West Coast Editor

With their shareholder-approved merger set to close this weekend, Amgen Inc. and Abgenix Inc. finished their rolling biologics application begun late last year for panitumumab, the monoclonal antibody for colorectal cancer.

Amgen’s stock (NASDAQ:AMGN) closed Thursday at $72.62, up 60 cents. Abgenix’s shares (NASDAQ:ABGX) ended the day at $22.48, up 7 cents.

Christopher Raymond, analyst with Robert Baird & Co. in Chicago, maintained his "outperform" rating on Thousand Oaks, Calif.-based Amgen, with a $90 price target, and said he was "not sure enough people are paying attention" to the increasing value of the company’s Aranesp, the second generation of the red blood cell booster Epogen (epoetin alfa).

"The use of Aranesp in [chronic kidney disease] is likely a lot higher than people think, and maybe a lot higher than what Amgen has talked about it being historically," Raymond told BioWorld Today, citing a physician survey by Baird.

"What was most surprising to me was that 27 percent of their stage-three patients" are getting Aranesp, and these folks are not as sick," he added. By the end of this year, as much as 20 percent of Aranesp’s use might be in CKD patients, Raymond estimated.

In mid-December, Amgen made the offer to take over Abgenix, of Fremont, Calif., at $22.50 a share, or about $2.2 billion in cash. On Wednesday, 71 percent of the outstanding shares of Abgenix - more than 99 percent of the voting shares attending the meeting - cast ballots in favor of the transaction. (See BioWorld Today, Dec. 15, 2005.)

Amgen began working with Abgenix on panitumumab after acquiring Immunex Corp., of Seattle, for $10.3 billion in 2002.

The first epidermal growth factor receptor inhibitor to show a statistically significant improvement in progression-free survival in those who have failed standard chemotherapy, panitumumab could threaten New York-based ImClone Systems Inc.’s Erbitux (cetuximab), whose shares fell 20.6 percent in November, while Abgenix’s rose 37.7 percent, on the release of the top-line Phase III data. (See BioWorld Today, July 17, 2002, and Nov. 4, 2005.)
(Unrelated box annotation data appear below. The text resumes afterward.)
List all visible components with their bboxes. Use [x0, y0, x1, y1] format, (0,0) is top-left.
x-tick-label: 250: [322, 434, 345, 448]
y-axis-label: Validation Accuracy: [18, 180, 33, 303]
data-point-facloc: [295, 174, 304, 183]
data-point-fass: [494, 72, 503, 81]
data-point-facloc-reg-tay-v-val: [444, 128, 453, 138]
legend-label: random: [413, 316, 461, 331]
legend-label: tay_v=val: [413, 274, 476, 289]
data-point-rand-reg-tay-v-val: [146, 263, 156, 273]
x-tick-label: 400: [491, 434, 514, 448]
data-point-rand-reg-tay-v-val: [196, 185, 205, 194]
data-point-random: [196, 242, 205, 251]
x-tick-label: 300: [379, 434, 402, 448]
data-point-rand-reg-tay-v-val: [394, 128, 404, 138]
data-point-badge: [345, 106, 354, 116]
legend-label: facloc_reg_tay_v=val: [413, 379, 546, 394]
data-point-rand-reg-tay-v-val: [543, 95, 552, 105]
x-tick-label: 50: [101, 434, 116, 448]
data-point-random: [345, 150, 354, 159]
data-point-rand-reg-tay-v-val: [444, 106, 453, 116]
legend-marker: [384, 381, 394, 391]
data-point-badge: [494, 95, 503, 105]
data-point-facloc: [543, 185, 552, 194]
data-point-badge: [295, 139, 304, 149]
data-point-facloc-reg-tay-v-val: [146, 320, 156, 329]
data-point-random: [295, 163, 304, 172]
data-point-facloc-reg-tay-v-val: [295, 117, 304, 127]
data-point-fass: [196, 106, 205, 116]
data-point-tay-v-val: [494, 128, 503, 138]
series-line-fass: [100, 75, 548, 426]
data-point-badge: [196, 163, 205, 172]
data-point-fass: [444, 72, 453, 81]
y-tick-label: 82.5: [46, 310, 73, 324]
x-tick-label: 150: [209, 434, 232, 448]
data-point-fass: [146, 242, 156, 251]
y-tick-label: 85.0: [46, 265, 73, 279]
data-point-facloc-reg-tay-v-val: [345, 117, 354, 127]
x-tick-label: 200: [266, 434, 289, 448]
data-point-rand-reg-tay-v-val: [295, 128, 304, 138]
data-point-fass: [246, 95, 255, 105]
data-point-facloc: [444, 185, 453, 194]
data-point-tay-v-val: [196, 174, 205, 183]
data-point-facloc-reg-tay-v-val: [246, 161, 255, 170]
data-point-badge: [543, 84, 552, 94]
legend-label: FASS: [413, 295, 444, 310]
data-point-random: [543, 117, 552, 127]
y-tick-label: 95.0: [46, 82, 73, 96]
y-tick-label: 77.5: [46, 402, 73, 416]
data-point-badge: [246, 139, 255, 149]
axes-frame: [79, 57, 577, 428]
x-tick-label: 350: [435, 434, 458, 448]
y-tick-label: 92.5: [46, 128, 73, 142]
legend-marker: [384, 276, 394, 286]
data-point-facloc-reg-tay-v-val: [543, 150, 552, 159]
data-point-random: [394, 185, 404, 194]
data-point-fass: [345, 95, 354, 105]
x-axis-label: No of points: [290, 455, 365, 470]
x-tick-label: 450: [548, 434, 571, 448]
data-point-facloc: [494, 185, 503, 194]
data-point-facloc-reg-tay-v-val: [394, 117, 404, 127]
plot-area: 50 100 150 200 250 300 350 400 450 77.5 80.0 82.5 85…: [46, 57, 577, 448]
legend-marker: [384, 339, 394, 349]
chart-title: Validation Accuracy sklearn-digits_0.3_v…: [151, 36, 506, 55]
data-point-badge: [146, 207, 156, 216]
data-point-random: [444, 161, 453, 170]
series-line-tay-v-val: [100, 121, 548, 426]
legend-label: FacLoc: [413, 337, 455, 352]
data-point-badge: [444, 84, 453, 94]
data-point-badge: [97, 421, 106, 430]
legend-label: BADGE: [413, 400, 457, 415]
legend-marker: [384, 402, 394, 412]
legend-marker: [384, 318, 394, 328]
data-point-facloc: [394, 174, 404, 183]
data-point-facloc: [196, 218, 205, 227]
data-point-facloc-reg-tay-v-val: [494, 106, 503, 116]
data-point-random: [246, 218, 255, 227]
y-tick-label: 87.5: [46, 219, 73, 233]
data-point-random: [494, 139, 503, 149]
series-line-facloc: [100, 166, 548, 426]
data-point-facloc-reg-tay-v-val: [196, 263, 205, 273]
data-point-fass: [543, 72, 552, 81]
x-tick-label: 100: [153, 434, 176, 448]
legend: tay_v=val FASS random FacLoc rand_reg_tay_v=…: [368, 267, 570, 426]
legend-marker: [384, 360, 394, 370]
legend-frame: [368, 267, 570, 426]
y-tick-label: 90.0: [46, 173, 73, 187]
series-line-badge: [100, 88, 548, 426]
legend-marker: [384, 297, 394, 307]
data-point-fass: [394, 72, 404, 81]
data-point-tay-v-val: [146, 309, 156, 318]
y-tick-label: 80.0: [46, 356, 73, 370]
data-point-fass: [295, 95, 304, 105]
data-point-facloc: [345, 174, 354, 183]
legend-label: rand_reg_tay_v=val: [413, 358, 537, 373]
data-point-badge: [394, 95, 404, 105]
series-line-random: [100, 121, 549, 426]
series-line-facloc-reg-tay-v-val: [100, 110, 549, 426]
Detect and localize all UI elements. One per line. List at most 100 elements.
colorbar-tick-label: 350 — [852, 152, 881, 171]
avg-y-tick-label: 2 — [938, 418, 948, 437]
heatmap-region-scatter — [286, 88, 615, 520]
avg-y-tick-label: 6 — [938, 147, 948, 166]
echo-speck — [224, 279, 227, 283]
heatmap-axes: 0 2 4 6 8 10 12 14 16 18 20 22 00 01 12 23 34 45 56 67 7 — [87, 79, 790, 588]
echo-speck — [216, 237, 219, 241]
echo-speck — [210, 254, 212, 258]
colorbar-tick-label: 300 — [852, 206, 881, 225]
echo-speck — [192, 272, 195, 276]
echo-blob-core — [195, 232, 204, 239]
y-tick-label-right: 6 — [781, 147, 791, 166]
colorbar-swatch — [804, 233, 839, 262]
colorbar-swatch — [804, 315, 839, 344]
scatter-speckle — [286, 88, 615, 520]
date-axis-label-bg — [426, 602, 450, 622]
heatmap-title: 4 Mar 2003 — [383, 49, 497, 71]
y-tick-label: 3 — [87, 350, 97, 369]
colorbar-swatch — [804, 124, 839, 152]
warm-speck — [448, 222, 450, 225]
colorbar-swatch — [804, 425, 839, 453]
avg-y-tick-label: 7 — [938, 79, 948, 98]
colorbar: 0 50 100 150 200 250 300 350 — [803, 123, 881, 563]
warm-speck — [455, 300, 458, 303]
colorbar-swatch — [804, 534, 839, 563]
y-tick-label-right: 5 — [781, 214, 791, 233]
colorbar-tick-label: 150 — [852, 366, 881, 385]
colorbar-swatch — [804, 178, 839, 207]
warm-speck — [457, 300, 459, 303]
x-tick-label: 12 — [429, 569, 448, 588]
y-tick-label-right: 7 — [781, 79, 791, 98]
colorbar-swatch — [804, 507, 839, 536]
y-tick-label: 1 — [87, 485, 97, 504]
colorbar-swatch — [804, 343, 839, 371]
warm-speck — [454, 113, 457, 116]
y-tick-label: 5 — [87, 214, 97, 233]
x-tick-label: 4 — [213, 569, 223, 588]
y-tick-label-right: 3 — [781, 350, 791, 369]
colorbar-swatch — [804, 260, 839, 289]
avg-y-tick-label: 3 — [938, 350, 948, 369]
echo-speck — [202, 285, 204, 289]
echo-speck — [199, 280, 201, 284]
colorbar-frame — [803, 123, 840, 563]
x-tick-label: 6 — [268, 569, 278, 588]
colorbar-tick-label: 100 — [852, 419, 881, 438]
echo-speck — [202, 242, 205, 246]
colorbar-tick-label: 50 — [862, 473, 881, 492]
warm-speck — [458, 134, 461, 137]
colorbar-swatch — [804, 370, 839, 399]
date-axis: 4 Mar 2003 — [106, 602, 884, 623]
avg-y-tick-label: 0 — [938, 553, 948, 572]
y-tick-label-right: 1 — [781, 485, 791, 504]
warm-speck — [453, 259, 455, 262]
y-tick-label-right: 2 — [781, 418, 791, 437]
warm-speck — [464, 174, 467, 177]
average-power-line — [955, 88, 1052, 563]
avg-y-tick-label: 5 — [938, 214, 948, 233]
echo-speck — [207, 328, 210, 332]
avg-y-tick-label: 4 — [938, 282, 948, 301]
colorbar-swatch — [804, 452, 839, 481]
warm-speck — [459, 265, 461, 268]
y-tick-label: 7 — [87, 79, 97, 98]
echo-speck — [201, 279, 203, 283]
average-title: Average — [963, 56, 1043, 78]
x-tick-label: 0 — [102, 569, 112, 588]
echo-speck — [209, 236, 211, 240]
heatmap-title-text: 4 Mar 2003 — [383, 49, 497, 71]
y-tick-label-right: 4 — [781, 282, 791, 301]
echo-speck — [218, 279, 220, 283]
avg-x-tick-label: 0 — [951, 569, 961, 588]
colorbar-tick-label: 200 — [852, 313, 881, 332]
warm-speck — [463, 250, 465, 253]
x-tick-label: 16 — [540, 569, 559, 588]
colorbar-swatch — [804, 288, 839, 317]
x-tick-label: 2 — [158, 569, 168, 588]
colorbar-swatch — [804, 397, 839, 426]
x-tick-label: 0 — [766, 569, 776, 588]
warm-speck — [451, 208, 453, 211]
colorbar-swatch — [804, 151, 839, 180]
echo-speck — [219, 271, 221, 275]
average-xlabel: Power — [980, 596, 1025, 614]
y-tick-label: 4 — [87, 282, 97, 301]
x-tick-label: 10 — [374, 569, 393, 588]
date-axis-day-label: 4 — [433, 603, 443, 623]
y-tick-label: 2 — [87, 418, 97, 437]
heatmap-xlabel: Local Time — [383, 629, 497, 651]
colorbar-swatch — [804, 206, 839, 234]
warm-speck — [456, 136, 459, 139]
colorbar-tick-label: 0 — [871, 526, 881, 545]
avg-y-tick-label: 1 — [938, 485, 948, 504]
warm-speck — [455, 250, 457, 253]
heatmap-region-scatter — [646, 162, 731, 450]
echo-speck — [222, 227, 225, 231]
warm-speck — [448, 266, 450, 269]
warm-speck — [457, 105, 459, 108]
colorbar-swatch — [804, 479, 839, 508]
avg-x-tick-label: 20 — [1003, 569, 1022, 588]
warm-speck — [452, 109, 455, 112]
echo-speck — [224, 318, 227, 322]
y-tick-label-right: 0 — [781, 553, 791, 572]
Full data from the Phase III trial will be disclosed next week at the American Association for Cancer Research meeting in Washington.

In another survey by Raymond’s firm, in the fourth quarter of last year, 26 percent of physicians polled mentioned panitumumab as the most promising new therapy or treatment strategy for third-line colorectal cancer, "not that surprising, given [panitumumab’s] strong top-line data-set, showing [the drug’s] superior dosing and safety profile," he wrote in a research report Thursday.

The compound "could displace Erbitux faster than some might expect," Raymond wrote, modeling revenues at $84 million in 2006, $299 million in 2007, and $730 million in 2008.

"I know I’m at the higher end [of estimates]," he said. "There is a train of thought out there that says Amgen will have to capture patients who are not already in the Erbitux camp. I don’t think so."

Amgen has "a sales force on the ground enmeshed with oncologists, and it’s probably the best oncology sales force out there," he said.

If panitumumab reaches the market for that indication, as well as head and neck cancer, its peak worldwide sales could reach $2 billion, Amgen said.

The buyout of Abgenix not only gives Amgen full rights to panitumumab, but brings aboard a 100,000-square-foot manufacturing plant and XenoMouse, the fully human monoclonal antibody technology, while eliminating a tiered royalty Amgen would have paid to Abgenix on future sales of denosumab (formerly AMG 162), which was created with XenoMouse.

Denosumab targets the RANK ligand and could be useful against osteoporosis, treatment-induced bone loss, bone metastases, multiple myeloma and rheumatoid arthritis. In February, Amgen reported Phase II data showing that twice-yearly injections of denosumab significantly increased bone mineral density in the total hip, lumbar spine, distal 1/3 radius and total body compared to placebo. Results of the one-year study appeared in the New England Journal of Medicine.